Responses to questionnaires will be analyzed, primarily using comparisons of the proportions of respondents answering questions that investigate (a) the conditions under which people discount future gains and losses at different rates, (b) the role and importance of context in explaining differences in intertemporal rates, (c) possible differences in intertemporal rates for different kinds of future outcomes, including a variety of financial, environmental policy, and health consequences, and (d) tests of different rates for near- and far-term outcomes in ways that take into account possible confounding by the endowment (gain/loss) effect. Both descriptive and inferential measures will be used; for example, comparisons of mean willingness-to-pay responses and comparisons of proportions in different cells (i.e., under different experimental conditions) will be analyzed using standard univariate and multivariate statistical tests to infer the reliability of the differences that we observe.
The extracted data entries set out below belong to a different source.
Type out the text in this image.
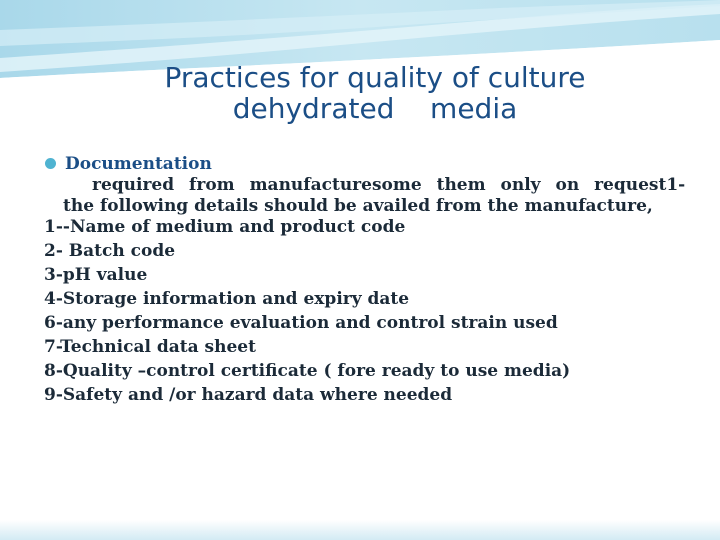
Practices for quality of culture
dehydrated    media
Documentation
required from manufacturesome them only on request1-
the following details should be availed from the manufacture,
1--Name of medium and product code
2- Batch code
3-pH value
4-Storage information and expiry date
6-any performance evaluation and control strain used
7-Technical data sheet
8-Quality –control certificate ( fore ready to use media)
9-Safety and /or hazard data where needed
The expected results of this project will contribute to improvements in the methodology used in benefit-cost analyses of proposed changes to environmental quality and public health. A consistent difference in the observed rates among time-preference measures would call into question the conventional practice of using a single rate to discount all of the future outcomes attributable to a program or project. A disparity in rates used to discount future gains and losses also would cast doubt upon the common practice of calculating the net present value of a stream of future gains and losses as either (1) the sum of the present values of all the gains less the sum of the present value of all of the losses, or (2) the sum of the present values of the benefits minus the losses in each year. These would only be equivalent if the discount rate were the same for gains and for losses. In addition, the implications of the proposed studies extend beyond formal analyses of costs and benefits, present values and the like to include the way in which issues and problems involving time preferences are thought about and discussed -- the habit of mind that can influence social judgments and decisions regarding protection of the natural environment and public health.